Thursday, June 30, 2011

The "Best of Both Worlds"? - There's No Such Thing!

Every once in awhile I come across a personal finance article that offers up shockingly bad advice which, if followed, would do much greater harm to an investor’s situation than it would to help them. A recent Forbes article does just that in claiming that there is a way to have “the best of both worlds” between actively and passively managed investment strategies.

As a passionate indexing advocate, my interest was piqued. The strategy is presented as follows: rather than invest in international stock funds, simply buy 10-30 foreign stocks according to the weightings of your favorite international mutual fund. The writer sums up the strategy’s “benefits” - “by avoiding the high fees of an actively managed fund, investors who buy a diversified portfolio of individual stocks are getting much of the same low cost advantage as index fund investors.” In reading that, I was speechless. Why recommend a much more difficult and costly strategy when it’s already been stated that your goal is to replicate the low-cost strategy of the index fund? Why not just buy an index fund?

Not only is this bad advice for obvious reasons – assets are being spread too thin and high transaction costs eat away at returns (the strategy is by no means low cost), it goes completely against the tenet that investors should keep investing
simple. How is this strategy “the best of both worlds” when it so obviously involves actively managing your portfolio? After all, the investor is picking both the fund to replicate and the stocks to own when managing their money.

The writer even notes “owners of individual stocks also get the added advantage of being able to reduce their taxes by controlling when and how they sell individual shares. They can sell shares that have dropped in value, buy them back after 30 days, and then use the losses to offset other taxes.” Most of the individual investors I know have neither the time nor the patience to pull off such a bad strategy. Besides, indexing is inherently tax efficient which would negate any positive effect the above tax loss selling strategy would have over the low costs of indexing. Here’s a better idea then the one offered up in the article: buy an index fund and forget about everything else!

Ultimately, the article offers up no rational argument against indexing – the simplest and most efficient way to long-term wealth. Indeed, the article opens up explaining how indexers think:


Since you have no way of knowing which lucky manager will outperform, you're better off just buying the whole market and minimizing your fees with passive index funds. The evidence seems to largely bear this out as studies show that up to 80% of actively managed mutual funds underperform the market and that those that did outperform didn't tend to continue doing so over subsequent periods of time.
 

The facts are all laid out for the reader. I’m at a loss for why people still try to justify owning actively managed funds – or an investor’s replication of an actively managed fund - provided there’s a passively managed fund that is considered an equal or greater representation of a specific area of the market as compared to the actively managed fund.

Thursday, June 16, 2011

A World Without Soothsayers

Dictionary.com defines a soothsayer as "a person who professes to foretell events." Another name for this type of person is a prognosticator or clairvoyant, and I can't help but think that Wall Street is becoming populated more and more with these types of people and less and less with people who actually know something. In short, Wall Street is trying to sell you something that they shouldn't: their predictive power.

The problem with Wall Street analysts and strategists making predictions and claims is that they're never held accountable. They are free to predict Dow 36,000, economic malaise, food lines and the like without any system of checks and balances. After all, why should they have one? The people making these predictions get paid to make them and for the most part, get to keep their jobs even if they're wrong. Just like your local weatherman may think but never openly admit, "we have met the enemy and he is us".

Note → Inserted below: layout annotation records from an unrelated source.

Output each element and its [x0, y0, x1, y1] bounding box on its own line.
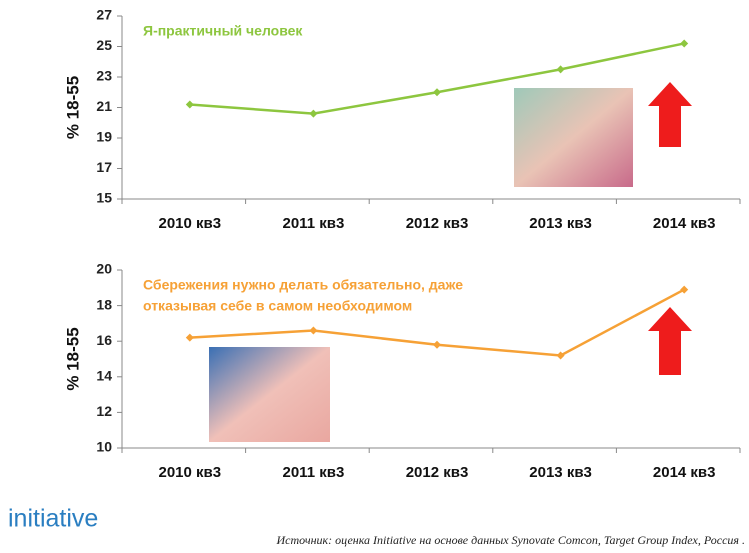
x-tick-label: 2013 кв3: [529, 464, 592, 481]
y-tick-label: 18: [96, 296, 112, 312]
chart-title: отказывая себе в самом необходимом: [143, 298, 412, 314]
y-axis-label: % 18-55: [63, 76, 82, 139]
x-tick-label: 2010 кв3: [158, 464, 221, 481]
data-point: [433, 88, 441, 97]
y-tick-label: 12: [96, 403, 112, 419]
y-tick-label: 15: [96, 190, 112, 206]
y-tick-label: 23: [96, 68, 112, 84]
y-tick-label: 21: [96, 98, 112, 114]
y-tick-label: 27: [96, 7, 112, 23]
chart-title: Сбережения нужно делать обязательно, даж…: [143, 277, 463, 293]
y-axis-label: % 18-55: [63, 327, 82, 390]
source-note: Источник: оценка Initiative на основе да…: [276, 533, 745, 547]
chart-title: Я-практичный человек: [143, 23, 303, 39]
up-arrow: [648, 82, 692, 147]
x-tick-label: 2012 кв3: [406, 464, 469, 481]
data-point: [433, 340, 441, 349]
y-tick-label: 16: [96, 332, 112, 348]
data-point: [556, 351, 565, 360]
data-point: [185, 100, 194, 109]
data-point: [680, 285, 689, 294]
data-point: [680, 39, 689, 48]
y-tick-label: 14: [96, 368, 112, 384]
x-tick-label: 2011 кв3: [283, 215, 345, 232]
x-tick-label: 2010 кв3: [158, 215, 221, 232]
up-arrow: [648, 307, 692, 375]
data-point: [309, 109, 318, 118]
y-tick-label: 20: [96, 261, 112, 277]
photo-money: [514, 88, 633, 187]
x-tick-label: 2014 кв3: [653, 464, 716, 481]
y-tick-label: 19: [96, 129, 112, 145]
photo-piggy-bank: [209, 347, 330, 442]
data-point: [556, 65, 565, 74]
x-tick-label: 2012 кв3: [406, 215, 469, 232]
data-point: [185, 333, 194, 342]
y-tick-label: 10: [96, 439, 112, 455]
x-tick-label: 2011 кв3: [283, 464, 345, 481]
y-tick-label: 17: [96, 159, 112, 175]
logo: initiative: [8, 505, 98, 533]
x-tick-label: 2014 кв3: [653, 215, 716, 232]
y-tick-label: 25: [96, 37, 112, 53]
x-tick-label: 2013 кв3: [529, 215, 592, 232]
data-point: [309, 326, 318, 335]
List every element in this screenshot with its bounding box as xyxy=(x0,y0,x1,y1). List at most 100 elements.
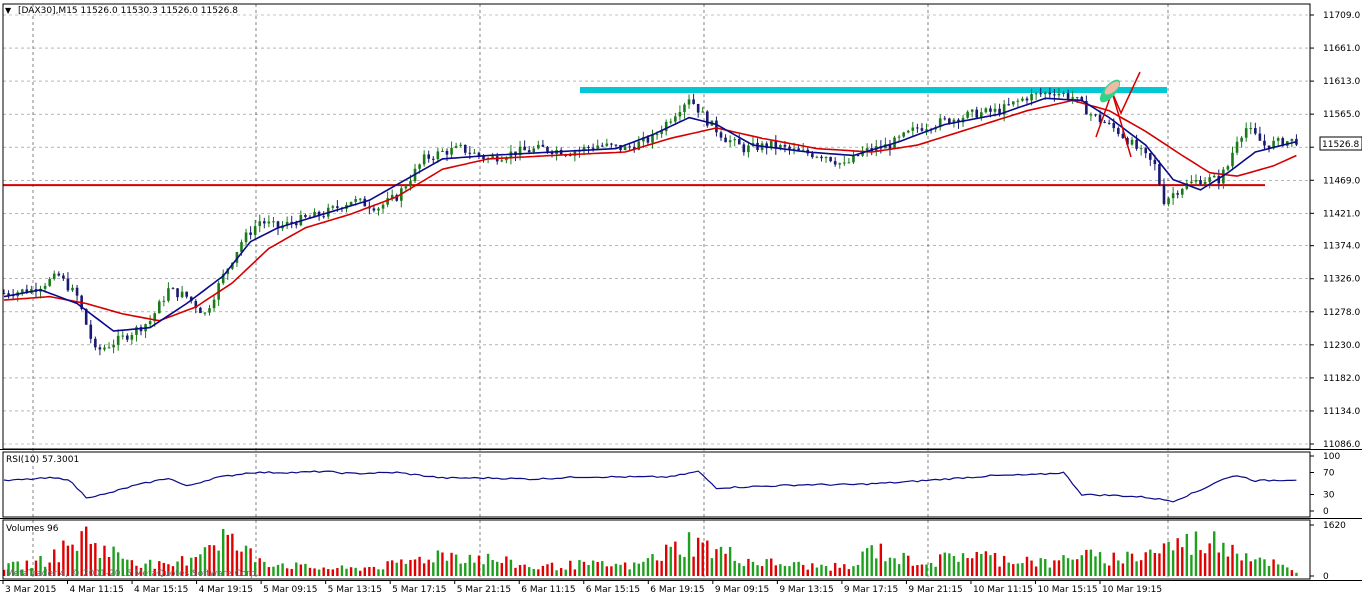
candle-body xyxy=(966,111,969,118)
candle-body xyxy=(75,287,79,296)
candle-body xyxy=(865,148,869,151)
candle-body xyxy=(888,144,892,150)
panel-frames xyxy=(0,3,1362,581)
candle-body xyxy=(902,132,905,137)
candle-body xyxy=(358,198,362,200)
horizontal-levels[interactable] xyxy=(3,87,1265,187)
candle-body xyxy=(537,144,540,149)
volume-tick-label: 0 xyxy=(1323,572,1329,582)
candle-body xyxy=(1094,114,1097,116)
x-tick-label: 6 Mar 15:15 xyxy=(586,585,640,595)
candle-body xyxy=(1030,94,1033,101)
y-tick-label: 11086.0 xyxy=(1323,440,1360,450)
candle-body xyxy=(331,206,335,208)
candle-body xyxy=(1249,128,1253,130)
candle-body xyxy=(148,321,152,325)
candle-body xyxy=(916,127,919,129)
candle-body xyxy=(441,150,444,152)
candle-body xyxy=(121,335,125,337)
candle-body xyxy=(377,208,380,211)
candle-body xyxy=(706,111,709,126)
candle-body xyxy=(920,128,924,131)
candle-body xyxy=(317,211,321,217)
candle-body xyxy=(212,299,216,309)
candle-body xyxy=(843,162,846,164)
candle-body xyxy=(769,140,773,149)
candle-body xyxy=(468,152,472,154)
candle-body xyxy=(1135,139,1138,149)
candle-body xyxy=(94,338,97,348)
x-tick-label: 9 Mar 21:15 xyxy=(908,585,962,595)
candle-body xyxy=(715,120,718,133)
candle-body xyxy=(194,301,198,308)
candle-body xyxy=(829,157,832,162)
candle-body xyxy=(1053,94,1056,96)
candle-body xyxy=(943,118,947,120)
candle-body xyxy=(683,104,686,113)
candle-body xyxy=(989,108,992,112)
candle-body xyxy=(847,162,851,164)
x-tick-label: 4 Mar 19:15 xyxy=(199,585,253,595)
candle-body xyxy=(167,288,170,301)
candle-body xyxy=(231,262,234,269)
price-candles xyxy=(2,87,1298,356)
volume-bars xyxy=(2,526,1298,576)
candle-body xyxy=(500,160,504,162)
candle-body xyxy=(1185,183,1189,189)
candle-body xyxy=(2,293,6,295)
rsi-series-line xyxy=(3,470,1297,503)
y-tick-label: 11134.0 xyxy=(1323,407,1360,417)
candle-body xyxy=(642,137,645,142)
candle-body xyxy=(258,221,262,227)
x-tick-label: 6 Mar 19:15 xyxy=(650,585,704,595)
candle-body xyxy=(20,289,24,293)
candle-body xyxy=(801,149,805,151)
candle-body xyxy=(765,143,768,149)
drawn-objects[interactable] xyxy=(1095,71,1141,158)
candle-body xyxy=(1194,180,1198,182)
candle-body xyxy=(354,199,357,202)
candle-body xyxy=(628,146,631,148)
x-tick-label: 9 Mar 13:15 xyxy=(779,585,833,595)
candle-body xyxy=(25,289,29,293)
candle-body xyxy=(1139,148,1143,150)
candle-body xyxy=(180,291,184,298)
candle-body xyxy=(473,152,476,154)
candle-body xyxy=(1085,100,1088,115)
candle-body xyxy=(1043,92,1047,95)
candle-body xyxy=(263,221,266,224)
x-tick-label: 5 Mar 17:15 xyxy=(392,585,446,595)
candle-body xyxy=(244,232,248,243)
candle-body xyxy=(737,139,741,145)
candle-body xyxy=(605,143,609,146)
menu-arrow-icon[interactable]: ▼ xyxy=(5,6,12,15)
candle-body xyxy=(820,156,823,159)
rsi-tick-label: 30 xyxy=(1323,491,1335,501)
candle-body xyxy=(747,145,750,153)
panel-frame xyxy=(2,519,1311,580)
candle-body xyxy=(135,327,138,335)
candle-body xyxy=(1153,159,1157,165)
candle-body xyxy=(1190,181,1193,184)
x-tick-label: 5 Mar 09:15 xyxy=(263,585,317,595)
candle-body xyxy=(646,137,650,143)
candle-body xyxy=(701,111,705,113)
candle-body xyxy=(294,223,298,226)
candle-body xyxy=(290,221,294,224)
candle-body xyxy=(1167,198,1170,205)
rsi-tick-label: 0 xyxy=(1323,507,1329,517)
candle-body xyxy=(532,148,536,153)
candle-body xyxy=(797,148,800,151)
x-tick-label: 9 Mar 09:15 xyxy=(715,585,769,595)
candle-body xyxy=(1254,128,1257,134)
candle-body xyxy=(112,344,115,348)
candle-body xyxy=(395,195,399,201)
candle-body xyxy=(450,147,453,155)
candle-body xyxy=(998,108,1001,115)
x-tick-label: 4 Mar 15:15 xyxy=(134,585,188,595)
candle-body xyxy=(897,136,901,138)
candle-body xyxy=(1244,128,1248,138)
candle-body xyxy=(1126,138,1129,145)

All of this leads me to the question - what would a world without market soothsayers be like? If Wall Street's hype and prediction machine collectively ceased to exist, would things run more efficiently? For one, dissemination of facts and true information could be acted upon without the potential for personal judgment to be clouded by the opinions of others. It may sound like a perfect world, one in which Wall Street and the media have no ability to impact your investments. Indeed, it is a perfect world for all investors - it is the world in which we simply ignore what Wall Street's prognosticators are saying and enjoy our lives.

Thursday, June 2, 2011

The More Things Change...

An old adage goes, "the more things change, the more they stay the same" and nowhere is this more applicable than on Wall Street. Many readers, especially those who came of age during the Internet era and subsequent dot com bubble, will remember vividly the days of dot com IPOs skyrocketing 1,000% or more in their public debut and frenzied day traders trying to get their hands on said shares. It's been over 10 years since we emerged from the dot com bubble and it appears as if a fresh bubble may be brewing...in Internet names. On May 18, LinkedIn, the business networking site, debuted and skyrocketed more than 80% during the trading day. Fresh on the heels of LinkedIn's debut, other Internet names like Groupon, Twitter, Facebook and Zynga are filing or expected to file for IPOs in the coming months. Some estimates peg Facebook's value upwards of $65 billion, larger than many major American companies. 


Is the Internet bubble back? Time will tell. The only constant is that the more things change on Wall Street, the more they stay the same.